Matt Hancock, for example, has made a play to one of the most traditional Tory bases of all, saying that his party should be “backing business, not bashing business” and alluding to Boris’ infamous “f*ck business” comment.
Esther McVey, meanwhile, has gone after the right of the party (who love Boris) by wading into the row over children being taught about LGBT issues at school, saying that “parents know best”.
And Dominic Raab, itching to buff up his Brexit credentials, has promised that parliament won’t stop him going for no-deal.
Their efforts, however, have all been overshadowed by this week’s latest BoJo drama.
The news that the former foreign secretary must appear in court over an alleged lie (that the UK sent £350m a week to the EU and could send that to the NHS instead) he told during the referendum campaign must have come as music to his ears.
On the one hand, it allows Boris to play the martyr, ruthlessly persecuted for an exaggeration which, while misleading, is standard spin for politicians of all parties.
On the other, it reminds everyone that he was a leading figure in the campaign, and one of the individuals most responsible for the Brexit result. To a party quaking at the spectre of Nigel Farage in the wake of the European elections, this could not have come at a more opportune moment.

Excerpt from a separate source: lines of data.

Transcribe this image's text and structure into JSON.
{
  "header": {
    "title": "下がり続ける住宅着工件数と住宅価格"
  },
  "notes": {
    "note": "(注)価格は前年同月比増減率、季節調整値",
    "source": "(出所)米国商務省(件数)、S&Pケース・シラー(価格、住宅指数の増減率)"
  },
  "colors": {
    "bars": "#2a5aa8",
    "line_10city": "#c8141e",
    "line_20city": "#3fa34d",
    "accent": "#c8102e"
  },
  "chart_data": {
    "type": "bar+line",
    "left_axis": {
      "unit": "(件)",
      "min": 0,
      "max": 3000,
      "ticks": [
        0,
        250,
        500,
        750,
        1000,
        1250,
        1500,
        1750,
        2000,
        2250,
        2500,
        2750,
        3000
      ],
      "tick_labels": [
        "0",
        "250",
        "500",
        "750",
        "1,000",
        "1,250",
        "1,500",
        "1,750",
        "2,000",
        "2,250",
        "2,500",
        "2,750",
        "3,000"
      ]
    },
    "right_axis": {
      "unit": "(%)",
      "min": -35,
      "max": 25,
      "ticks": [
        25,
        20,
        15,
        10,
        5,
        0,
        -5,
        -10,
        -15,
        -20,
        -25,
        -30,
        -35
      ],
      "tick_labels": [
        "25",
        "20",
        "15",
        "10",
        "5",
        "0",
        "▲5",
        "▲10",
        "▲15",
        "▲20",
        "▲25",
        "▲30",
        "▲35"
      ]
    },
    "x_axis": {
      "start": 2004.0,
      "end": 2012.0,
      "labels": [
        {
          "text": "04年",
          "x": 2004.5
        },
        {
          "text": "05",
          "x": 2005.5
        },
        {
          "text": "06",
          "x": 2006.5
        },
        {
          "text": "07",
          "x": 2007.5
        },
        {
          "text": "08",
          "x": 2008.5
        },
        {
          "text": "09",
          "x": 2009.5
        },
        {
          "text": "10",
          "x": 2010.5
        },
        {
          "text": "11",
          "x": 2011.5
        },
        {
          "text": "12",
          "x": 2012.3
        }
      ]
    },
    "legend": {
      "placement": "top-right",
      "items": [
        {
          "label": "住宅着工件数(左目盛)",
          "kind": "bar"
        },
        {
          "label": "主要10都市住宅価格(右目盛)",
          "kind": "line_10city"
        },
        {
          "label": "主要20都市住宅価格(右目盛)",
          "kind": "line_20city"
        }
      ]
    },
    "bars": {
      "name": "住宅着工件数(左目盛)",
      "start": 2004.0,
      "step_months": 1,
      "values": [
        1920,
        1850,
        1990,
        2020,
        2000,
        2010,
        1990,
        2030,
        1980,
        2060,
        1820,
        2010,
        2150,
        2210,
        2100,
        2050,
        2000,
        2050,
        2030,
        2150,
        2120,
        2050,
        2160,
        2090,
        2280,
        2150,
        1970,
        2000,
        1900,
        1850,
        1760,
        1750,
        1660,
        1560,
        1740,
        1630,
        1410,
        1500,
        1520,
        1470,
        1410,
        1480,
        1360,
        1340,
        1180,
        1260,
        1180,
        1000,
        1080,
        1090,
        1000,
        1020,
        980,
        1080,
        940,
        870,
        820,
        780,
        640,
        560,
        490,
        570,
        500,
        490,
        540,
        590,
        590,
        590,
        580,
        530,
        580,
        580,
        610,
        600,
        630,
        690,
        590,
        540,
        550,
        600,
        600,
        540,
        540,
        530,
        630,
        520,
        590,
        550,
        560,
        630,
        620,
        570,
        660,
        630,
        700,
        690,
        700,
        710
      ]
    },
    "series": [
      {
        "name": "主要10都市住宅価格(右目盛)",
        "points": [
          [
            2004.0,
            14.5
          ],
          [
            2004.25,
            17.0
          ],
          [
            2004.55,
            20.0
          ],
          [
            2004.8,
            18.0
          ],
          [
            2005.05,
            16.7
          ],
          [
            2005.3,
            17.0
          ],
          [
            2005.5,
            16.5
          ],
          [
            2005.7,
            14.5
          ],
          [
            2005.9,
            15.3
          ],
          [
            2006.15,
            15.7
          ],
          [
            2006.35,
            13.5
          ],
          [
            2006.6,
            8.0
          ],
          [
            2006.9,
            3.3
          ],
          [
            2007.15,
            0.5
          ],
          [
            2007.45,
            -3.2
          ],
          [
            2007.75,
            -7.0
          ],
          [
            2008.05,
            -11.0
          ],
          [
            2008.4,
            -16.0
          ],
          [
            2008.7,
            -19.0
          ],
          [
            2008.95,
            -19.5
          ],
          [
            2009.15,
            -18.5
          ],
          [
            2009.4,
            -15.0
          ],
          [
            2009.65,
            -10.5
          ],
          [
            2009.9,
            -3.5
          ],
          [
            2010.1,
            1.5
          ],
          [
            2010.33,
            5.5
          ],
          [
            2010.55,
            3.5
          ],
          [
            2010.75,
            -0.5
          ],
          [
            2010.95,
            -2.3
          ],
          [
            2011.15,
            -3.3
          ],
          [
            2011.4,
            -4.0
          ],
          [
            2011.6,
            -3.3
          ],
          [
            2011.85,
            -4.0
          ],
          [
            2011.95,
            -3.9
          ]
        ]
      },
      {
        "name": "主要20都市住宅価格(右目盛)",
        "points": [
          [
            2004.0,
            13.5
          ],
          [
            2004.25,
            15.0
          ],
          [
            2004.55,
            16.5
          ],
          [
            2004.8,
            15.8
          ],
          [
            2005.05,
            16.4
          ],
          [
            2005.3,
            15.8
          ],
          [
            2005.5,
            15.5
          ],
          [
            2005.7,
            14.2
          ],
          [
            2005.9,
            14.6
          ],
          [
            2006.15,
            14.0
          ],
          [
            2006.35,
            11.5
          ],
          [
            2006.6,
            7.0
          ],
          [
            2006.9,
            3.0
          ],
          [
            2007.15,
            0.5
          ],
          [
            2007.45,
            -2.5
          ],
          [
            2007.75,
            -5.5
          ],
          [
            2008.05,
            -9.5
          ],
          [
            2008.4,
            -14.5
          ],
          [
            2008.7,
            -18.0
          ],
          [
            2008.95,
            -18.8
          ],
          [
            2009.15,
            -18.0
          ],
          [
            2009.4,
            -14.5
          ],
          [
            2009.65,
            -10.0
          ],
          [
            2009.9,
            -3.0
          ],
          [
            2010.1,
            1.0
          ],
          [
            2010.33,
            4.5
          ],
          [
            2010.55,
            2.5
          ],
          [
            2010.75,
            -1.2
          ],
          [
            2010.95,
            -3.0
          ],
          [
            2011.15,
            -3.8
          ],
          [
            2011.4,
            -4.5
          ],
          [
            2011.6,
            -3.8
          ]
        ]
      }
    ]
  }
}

And so, with over a week to go before the first round even begins, Boris remains the clear favourite.
But here is where things get interesting. The structure of this leadership contest, in which MPs whittle down the candidates and put the top two to Tory members in a run-off, leaves space for one moderate finalist against one die-hard Brexiteer.

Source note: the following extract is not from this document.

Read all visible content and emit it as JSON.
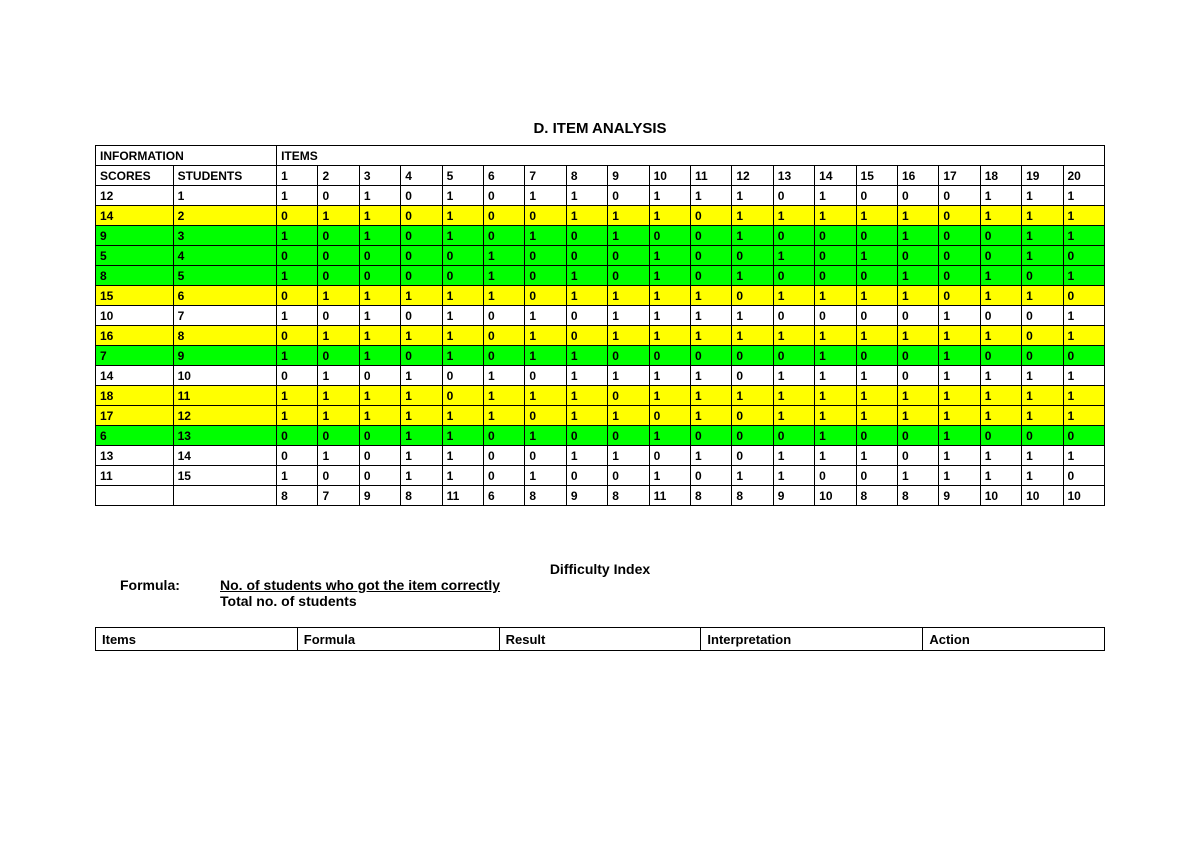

Boris has currently reserved the Brexit spot, and contenders like Raab, McVey, Andrea Leadsom and Michael Gove are jostling to take it off him. They may yet do so.
Given the backstabbing and false starts we saw in the 2016 race, and the fierce competition among candidates to out-Brexit one another, it’s not inconceivable that one of them will conquer Boris.
On the soft-Brexit side, heavyweights like Sajid Javid and Jeremy Hunt have both got off to shaky starts. Despite their substantial political status, they are currently trailing – wait for it – Stewart, of all people, on the bookies’ leaderboard.
It is in fact Stewart, who has come out passionately against no-deal and decimated the case for trading on WTO terms in meticulous detail, who has the best odds right now of being the moderate finalist.
Could he beat Boris in a run-off? Highly unlikely.
But were the frontrunner to get knifed by a Brexiteer rival or stumble under the weight of public expectation, we could end up with a final that pits an expert strategist with novelty, quirk, and scruffy schoolboy good looks on his side against one of the tired, unengaging faces of a three-year Brexit battle that the public is utterly sick of.
And if that happens, my money’s on the opium smoker.